Plant-Based Lifestyle “Recipe” Expands to 20 Big Apple Hospitals

New York City is expanding its plant-based lifestyle health program, making an effort to train the New York City health care workforce under this model. 20 public and private hospitals.
So this Monday Mayor Eric Adams announced a partnership with the American College of Lifestyle Medicine (ACLM) to offer free introductory nutrition training to all healthcare professionals in the Big Apple, to treat certain health conditions.
“A plant-based diet restored my eyesight. It put my type 2 diabetes into remission. And it helped save my life”, reiterated the municipal president when announcing the investment of $44 million program that will be available to 200,000 city workers.
“We are investing in a new healthy model to face chronic diseases and health disparities”, Adams finished.
Lifestyle medicine is a medical specialty that uses changes in eating patterns to treat chronic conditions, including cardiovascular diseases, hypertension and type 2 diabetes.
Physicians certified in this discipline are trained to apply changes in eating habitsbased on scientific evidence, to treat and in some cases achieve, without the administration of drugs, the remission of certain common chronic conditions.
The pillars of this “lifestyle”
This lifestyle medicine is based in a healthy eating pattern with a predominance of plantsphysical activity, restful sleep, stress management, removal from dangerous substances and positive social connections.
The initial phase of this training plan will include doctors, nurses, dietitians, and other health professionals.

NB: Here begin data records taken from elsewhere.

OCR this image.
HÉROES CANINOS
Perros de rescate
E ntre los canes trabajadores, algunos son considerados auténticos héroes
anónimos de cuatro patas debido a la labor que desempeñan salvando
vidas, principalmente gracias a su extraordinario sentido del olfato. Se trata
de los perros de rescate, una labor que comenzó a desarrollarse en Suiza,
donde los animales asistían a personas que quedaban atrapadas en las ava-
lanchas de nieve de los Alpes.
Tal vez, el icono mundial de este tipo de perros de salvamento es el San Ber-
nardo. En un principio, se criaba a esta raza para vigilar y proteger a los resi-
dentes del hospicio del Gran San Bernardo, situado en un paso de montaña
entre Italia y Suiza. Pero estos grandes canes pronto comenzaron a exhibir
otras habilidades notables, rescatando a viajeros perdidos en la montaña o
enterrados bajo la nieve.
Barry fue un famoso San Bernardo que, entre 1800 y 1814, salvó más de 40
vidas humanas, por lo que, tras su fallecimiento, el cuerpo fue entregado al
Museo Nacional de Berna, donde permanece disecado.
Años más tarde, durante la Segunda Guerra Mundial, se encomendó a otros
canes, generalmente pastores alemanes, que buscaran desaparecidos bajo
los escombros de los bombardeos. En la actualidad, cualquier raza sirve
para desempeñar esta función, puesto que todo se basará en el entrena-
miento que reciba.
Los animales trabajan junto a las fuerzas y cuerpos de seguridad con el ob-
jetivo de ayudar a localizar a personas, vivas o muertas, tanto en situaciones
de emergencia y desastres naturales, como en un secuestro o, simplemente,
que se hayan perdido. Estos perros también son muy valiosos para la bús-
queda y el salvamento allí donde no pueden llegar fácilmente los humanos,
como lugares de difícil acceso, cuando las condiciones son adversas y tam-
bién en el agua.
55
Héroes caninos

The training opportunity will include 5.5 hours of self-paced online coursesavailable for one year.
“As a practicing physician, I know that making lifestyle changes can do much more for my patients living with chronic illnesses than many medications. And as a public health leader and epidemiologist, I know that healthy lifestyles are the best way to prevent the onset of diseases. Which, in turn, prevents untold suffering,” he said. dr. Ashwin Vasan the Commissioner of the New York City Department of Health and Mental Hygiene (DOHMH).
This initiative arises in the midst of staggering impacts of chronic disease in the United States and in New York City.
For example, 60% of American adults have already been diagnosed with one chronic disease, with an estimated 40% diagnosed with two or more, and more than 100 million adults, almost half of the entire adult population in the country have prediabetes or diabetes.
Nationwide, cardiovascular disease affects approximately 122 million people and cause approximately 840,000 deaths each year, or about 2,300 deaths each day.
Overall diet quality is the leading cause of premature death in the United States, causing some 500,000 deaths every year.
“In recent years, we have asked a lot of our hospitals. They had to treat COVID-19 patients, implement vaccinations, and detect mpox. All of these have been acute challenges. Now let’s give back and invest now in our healthcare professionals to help combat health inequalities in every community”, reasoned Anne Williams-IsomDeputy Mayor for Health and Human Services.
The weight of diagnoses
About one in four black or Hispanic New Yorkers is obese. This group is three times more likely to die from diabetes or its complications than white New Yorkers.
This announcement has a special repercussion for the Hispanic and African-American communities in New York City, disproportionately affected by these pathologies, which according to scientific approaches they are triggered mostly by bad eating habits.
According to data that has been collecting for more than a decade the American Diabetes Association at its New York chapter, of 28% of those diagnosed with this disease in the Big Apple are Hispanic and 31% are African American.
In a very detailed balance carried out in 2007, it was put in the focus of the authorities that 23 Hispanics out of 100,000 peopledied from complications associated with diabetes.
Since its launch at Bellevue Hospital three years ago, the plant-based medicine program has received national attention. Since the beginning of 2022, the Municipal Administration began its expansion to several public hospitals and now it tries to spread it to the entire health system.
“Educating our health personnel is a first step to combat these health disparities. We look forward to partnering with the City to continue to reduce barriers and stigmas to achieving health equity.” Virginia Fields, President and CEO of the National Commission on Black Leadership on Health.
The data:
- 27% of medical schools in the United States they offer the required 25 hours of nutrition education in their programs. The training that will be offered to the New York health worker will help raise the level of education in this discipline in all medical areas, providing new hope to patients battling common chronic diseases, specified the City in a statement.